現在、ヨルダンにはシリアから逃げてきた人が多く住んでいます。
難民キャンプもできています。
そして、キャンプ以外にも家を借りて住んでいる家族がたくさんいます。
(前回の「シリアのこと。お宅訪問してきました。」にて詳しく書きました)



なぜ、シリアがこのようなことになってしまったのか。
なぜ人は争うのか。
なぜ戦争はなくならないのか。

テーマは「シリアについて」ですが、ゲストのさおりさんは、「せかいから戦争をなくしたい」というのが大きな夢だそうです。ですから今回はこのテーマになりました。

まず、シリアの難民がヨルダンに来たことについて、「大変だと思う」「できる限りなにかしたい」と言う人がいる一方、ダウンタウンのお土産屋で働いている学習者は「店長がシリア人を雇うので、給料が下がった」という人もいました。
どうやらシリアの人はヨルダンの人より給料が低くても働くし、もともと教養のある人がシリアから逃げてきているので、安い給料でそう言った人が雇えるのでヨルダン人も給料が下げられる・・・ということを言っていました。
そういう現実問題があるんですね。

それでもその学習者は「シリアの人も大変な時だから、一緒にがんばります」と言っていました。

なぜ、そう思うのか。

それは、「同じアラブの国」だからだそうです。

これは全てのヨルダン人の意見ではない、ということを前提にお話しさせていただくと、

ヨルダンもシリアも・・・他のアラブの国も、もともとは同じアラブの国。わたしたちは仲間。兄弟。だから助け合います」と言っていました。

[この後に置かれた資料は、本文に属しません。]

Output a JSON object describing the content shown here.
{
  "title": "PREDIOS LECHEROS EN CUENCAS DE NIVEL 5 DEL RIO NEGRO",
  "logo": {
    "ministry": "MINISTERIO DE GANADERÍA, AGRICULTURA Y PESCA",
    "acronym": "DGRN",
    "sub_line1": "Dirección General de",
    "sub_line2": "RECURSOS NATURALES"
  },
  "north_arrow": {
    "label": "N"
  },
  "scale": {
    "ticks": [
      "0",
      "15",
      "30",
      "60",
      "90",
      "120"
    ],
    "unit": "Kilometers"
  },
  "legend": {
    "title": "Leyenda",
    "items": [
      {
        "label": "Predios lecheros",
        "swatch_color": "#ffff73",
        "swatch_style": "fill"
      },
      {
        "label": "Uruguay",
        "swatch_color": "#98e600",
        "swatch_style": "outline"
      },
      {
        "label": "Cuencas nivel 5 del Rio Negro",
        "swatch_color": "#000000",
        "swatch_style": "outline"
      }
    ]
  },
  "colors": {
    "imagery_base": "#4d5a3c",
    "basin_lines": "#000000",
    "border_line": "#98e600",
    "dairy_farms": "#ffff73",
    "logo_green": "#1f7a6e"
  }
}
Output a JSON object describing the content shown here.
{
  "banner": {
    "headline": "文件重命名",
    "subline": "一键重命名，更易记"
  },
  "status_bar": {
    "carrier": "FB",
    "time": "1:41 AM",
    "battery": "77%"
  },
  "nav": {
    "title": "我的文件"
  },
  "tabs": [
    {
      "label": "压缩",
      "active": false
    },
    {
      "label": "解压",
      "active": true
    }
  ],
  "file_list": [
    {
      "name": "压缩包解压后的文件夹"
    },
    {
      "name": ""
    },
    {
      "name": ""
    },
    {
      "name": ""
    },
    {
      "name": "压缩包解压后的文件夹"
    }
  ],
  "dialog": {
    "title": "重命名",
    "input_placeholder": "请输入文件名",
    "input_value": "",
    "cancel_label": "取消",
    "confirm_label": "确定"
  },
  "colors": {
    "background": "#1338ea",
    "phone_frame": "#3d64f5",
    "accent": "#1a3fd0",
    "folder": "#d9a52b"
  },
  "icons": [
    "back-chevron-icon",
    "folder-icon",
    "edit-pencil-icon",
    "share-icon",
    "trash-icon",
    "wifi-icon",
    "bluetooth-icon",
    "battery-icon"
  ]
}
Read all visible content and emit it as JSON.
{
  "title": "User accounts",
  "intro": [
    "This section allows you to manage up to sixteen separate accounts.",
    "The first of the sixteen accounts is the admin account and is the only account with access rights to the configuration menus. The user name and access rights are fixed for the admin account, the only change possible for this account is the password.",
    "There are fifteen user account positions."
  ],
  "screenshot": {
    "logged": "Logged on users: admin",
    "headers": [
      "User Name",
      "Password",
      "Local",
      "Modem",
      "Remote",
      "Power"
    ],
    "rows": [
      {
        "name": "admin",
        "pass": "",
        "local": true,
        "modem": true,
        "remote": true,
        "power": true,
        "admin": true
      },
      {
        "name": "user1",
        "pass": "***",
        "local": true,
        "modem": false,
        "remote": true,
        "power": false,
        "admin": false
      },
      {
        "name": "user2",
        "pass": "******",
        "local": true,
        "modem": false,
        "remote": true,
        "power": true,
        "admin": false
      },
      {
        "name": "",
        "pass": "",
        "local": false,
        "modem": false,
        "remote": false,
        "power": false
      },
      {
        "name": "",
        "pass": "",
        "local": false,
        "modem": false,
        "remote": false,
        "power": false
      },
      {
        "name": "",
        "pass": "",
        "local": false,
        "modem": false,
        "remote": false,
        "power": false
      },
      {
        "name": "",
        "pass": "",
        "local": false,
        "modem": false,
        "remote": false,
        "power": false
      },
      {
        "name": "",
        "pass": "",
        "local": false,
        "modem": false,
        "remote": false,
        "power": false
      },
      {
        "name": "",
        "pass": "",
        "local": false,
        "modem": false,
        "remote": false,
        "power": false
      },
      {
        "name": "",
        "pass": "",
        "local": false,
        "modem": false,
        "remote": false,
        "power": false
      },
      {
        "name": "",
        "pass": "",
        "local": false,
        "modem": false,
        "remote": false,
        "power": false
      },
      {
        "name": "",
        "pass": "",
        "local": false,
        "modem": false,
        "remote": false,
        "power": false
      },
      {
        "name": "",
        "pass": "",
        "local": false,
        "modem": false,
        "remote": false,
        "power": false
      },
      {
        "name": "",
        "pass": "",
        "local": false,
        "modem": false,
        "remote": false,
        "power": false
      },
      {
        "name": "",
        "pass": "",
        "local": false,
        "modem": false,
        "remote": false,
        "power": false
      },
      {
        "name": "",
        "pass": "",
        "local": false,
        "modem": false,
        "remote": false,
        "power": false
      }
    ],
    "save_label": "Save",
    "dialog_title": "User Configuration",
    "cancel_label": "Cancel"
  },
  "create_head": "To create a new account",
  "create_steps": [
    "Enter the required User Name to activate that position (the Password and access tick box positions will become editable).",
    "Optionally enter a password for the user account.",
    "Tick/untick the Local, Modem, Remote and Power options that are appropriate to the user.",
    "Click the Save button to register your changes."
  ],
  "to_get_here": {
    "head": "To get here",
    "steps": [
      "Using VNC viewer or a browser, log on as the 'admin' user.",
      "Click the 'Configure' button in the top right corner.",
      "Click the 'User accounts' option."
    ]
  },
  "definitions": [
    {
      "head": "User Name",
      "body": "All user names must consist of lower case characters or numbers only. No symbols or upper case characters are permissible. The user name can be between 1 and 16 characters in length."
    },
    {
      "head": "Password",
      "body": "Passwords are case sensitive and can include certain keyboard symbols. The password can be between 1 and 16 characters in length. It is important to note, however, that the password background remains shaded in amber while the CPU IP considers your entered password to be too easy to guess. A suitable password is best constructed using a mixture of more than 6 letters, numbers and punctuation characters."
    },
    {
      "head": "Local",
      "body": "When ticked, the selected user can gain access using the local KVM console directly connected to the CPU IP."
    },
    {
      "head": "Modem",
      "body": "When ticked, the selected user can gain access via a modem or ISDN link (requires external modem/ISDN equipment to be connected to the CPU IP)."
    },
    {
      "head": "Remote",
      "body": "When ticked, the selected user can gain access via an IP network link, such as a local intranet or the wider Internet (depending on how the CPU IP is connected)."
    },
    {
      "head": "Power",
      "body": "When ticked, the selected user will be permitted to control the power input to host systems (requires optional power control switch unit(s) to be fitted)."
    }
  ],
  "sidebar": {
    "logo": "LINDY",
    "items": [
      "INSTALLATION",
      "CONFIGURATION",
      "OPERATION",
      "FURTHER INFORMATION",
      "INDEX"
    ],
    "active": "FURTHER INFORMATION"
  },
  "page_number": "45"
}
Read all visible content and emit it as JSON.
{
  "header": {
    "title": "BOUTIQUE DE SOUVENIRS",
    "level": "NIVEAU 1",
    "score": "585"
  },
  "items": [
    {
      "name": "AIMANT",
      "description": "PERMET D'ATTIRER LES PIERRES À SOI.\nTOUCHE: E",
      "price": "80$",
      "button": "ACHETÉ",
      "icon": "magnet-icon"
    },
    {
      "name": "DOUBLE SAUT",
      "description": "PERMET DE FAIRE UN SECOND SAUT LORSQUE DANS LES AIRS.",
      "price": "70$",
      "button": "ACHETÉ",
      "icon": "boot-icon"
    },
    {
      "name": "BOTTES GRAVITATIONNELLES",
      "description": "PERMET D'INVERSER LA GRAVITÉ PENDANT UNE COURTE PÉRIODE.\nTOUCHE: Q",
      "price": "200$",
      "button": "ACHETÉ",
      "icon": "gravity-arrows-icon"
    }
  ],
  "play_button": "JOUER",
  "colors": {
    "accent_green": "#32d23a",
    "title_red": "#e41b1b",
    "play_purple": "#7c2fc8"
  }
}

おもしろいな、と思ったのは、ヨルダンのパン屋さんではシリアの人たちが無料でとっていける「無料パン」というのが置いてあるそうです。知りませんでした。

ですが、一方で政府に対して冷ややかに見ている意見もありますが、自粛。

要するに、国民レベルで殺し合いをしたいと思っている人は誰もいないはずだ、という結論になりました。
それは戦争も同じことです。
でも、国が国としてある以上、戦争はなくならないのではないか。というのが学習者たちの意見でした。
(そしてその意見の元になる思いは、パレスチナ問題)

そこで、わたしは「じゃ、国をなくしたらどうかな?もう日本人、ヨルダン人、シリア人、じゃなくて、地球人!」と言ったら、

「それは、ちょっと・・・」

と、みんなの日本語(日本語の有名なテキスト)の表現で言葉を濁しました。
さすが日本語学習者だね!!
濁し方も完璧だ!

さて、どうやったらこの世から戦争がなくなるのでしょうか。